La Voz de Galicia

No hay animal más peligroso que el animal acorralado. Tampoco hay humano más peligroso que quien se ha quedado sin salida. La persona acosada, quizá herida, reacciona dejándose morir o muere matando, porque deja de temer las consecuencias, ya nada tiene que perder. Los grupos sociales actúan de igual modo. Por eso, resulta crucial que los dirigentes sepan promover el diálogo y sostenerlo. No de un modo ficticio, limitándose a una apariencia de conversación, o a una charleta repleta de truquitos como la que, a veces, se mantiene con los niños díscolos. Cuando el diálogo falla, surge primero la violencia verbal y, luego, de un modo casi inevitable, la violencia física. Especialmente, si hablamos de este país.
La primera obligación de quienes dirigen, como consecuencia, consiste en no acorralar, en dejar siempre una salida a los problemas, en alimentar el intercambio de pareceres, los consensos, la cordura; en que nadie que actúe de buena fe se sienta herido, humillado, desesperado; en que cualquiera —al menos en parte— pueda reconocer sus demandas, si no atendidas, por lo menos escuchadas y ponderadas.

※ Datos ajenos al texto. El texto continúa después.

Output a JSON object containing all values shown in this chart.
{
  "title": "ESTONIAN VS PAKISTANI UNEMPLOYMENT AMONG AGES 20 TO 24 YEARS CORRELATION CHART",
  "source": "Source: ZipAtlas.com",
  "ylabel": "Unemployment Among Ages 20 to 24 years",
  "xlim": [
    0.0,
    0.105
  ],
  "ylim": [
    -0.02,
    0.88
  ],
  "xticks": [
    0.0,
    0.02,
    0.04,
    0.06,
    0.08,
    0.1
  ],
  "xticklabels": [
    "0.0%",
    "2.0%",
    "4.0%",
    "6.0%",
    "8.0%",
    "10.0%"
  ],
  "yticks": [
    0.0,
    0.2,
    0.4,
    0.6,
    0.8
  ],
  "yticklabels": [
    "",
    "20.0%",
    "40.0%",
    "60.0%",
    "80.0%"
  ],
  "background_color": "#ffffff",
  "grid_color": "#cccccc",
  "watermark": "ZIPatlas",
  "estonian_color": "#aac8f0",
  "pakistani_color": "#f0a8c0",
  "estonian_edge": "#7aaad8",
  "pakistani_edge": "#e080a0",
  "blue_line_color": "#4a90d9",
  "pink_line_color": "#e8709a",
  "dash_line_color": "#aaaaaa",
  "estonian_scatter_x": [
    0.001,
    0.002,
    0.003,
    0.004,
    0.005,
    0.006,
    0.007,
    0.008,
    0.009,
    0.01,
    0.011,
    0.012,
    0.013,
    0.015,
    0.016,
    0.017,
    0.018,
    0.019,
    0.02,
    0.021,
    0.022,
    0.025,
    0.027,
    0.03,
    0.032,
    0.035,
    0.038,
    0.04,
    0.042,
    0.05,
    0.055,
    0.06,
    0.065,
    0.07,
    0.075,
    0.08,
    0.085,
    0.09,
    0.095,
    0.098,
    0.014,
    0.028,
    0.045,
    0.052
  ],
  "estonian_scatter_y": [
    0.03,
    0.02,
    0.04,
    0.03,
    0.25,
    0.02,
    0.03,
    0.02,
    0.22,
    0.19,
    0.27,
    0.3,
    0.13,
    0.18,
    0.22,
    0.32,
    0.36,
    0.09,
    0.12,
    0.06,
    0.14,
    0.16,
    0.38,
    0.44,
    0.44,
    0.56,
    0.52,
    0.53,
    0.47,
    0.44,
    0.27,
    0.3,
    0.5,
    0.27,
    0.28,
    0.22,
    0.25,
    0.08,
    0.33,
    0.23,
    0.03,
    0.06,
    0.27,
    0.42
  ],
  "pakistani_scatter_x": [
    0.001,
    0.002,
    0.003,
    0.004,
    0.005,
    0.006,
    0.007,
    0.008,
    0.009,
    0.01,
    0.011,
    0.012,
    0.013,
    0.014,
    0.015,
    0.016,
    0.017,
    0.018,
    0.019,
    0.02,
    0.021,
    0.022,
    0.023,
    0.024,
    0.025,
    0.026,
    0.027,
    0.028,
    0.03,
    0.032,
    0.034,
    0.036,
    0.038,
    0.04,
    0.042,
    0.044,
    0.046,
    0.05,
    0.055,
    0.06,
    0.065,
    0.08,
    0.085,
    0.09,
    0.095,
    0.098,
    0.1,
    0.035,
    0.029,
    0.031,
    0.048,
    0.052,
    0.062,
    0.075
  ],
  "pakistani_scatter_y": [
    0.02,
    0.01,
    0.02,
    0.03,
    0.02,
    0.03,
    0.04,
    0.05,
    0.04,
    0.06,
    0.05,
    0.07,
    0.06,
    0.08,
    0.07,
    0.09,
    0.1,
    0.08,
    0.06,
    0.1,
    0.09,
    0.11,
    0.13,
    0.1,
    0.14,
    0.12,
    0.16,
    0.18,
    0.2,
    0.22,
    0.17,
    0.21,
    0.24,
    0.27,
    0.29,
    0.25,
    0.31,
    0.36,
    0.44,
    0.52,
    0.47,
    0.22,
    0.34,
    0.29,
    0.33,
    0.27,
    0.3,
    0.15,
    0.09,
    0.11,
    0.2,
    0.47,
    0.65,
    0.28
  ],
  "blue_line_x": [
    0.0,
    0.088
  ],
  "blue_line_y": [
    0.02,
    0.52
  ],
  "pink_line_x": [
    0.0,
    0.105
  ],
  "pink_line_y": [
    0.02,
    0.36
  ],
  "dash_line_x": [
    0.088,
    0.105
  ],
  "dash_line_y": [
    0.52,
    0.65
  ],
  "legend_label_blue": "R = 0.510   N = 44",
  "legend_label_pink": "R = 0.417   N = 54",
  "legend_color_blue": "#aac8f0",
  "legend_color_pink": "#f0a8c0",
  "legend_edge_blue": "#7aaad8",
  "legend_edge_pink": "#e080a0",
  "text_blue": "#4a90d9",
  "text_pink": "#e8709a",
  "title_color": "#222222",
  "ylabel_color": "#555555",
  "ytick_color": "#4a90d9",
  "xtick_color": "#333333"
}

No sé cómo nos las arreglamos, pero hace tiempo que nos hemos especializado en crear situaciones sin salida. La planteada con el Estatuto de Cataluña ojalá fuera una más, pero quizá resulte especialmente grave. El Tribunal Constitucional, dictamine lo que dictamine, ya no tiene salida: se le acusará, en cualquier caso, de incapacidad para resistir las presiones. Si la sentencia tumba el Estatuto, los políticos y la prensa catalana han quemado ya todos los puentes. Si lo consagra, la Constitución se convertirá en un adorno y, con ella, el Derecho. Si optan por un término medio, los daños irreparables se repartirán. Uno parece fijo: el prestigio y la independencia del Tribunal Constitucional se han esfumado para siempre. Y con ellos, tantas garantías contra la arbitrariedad.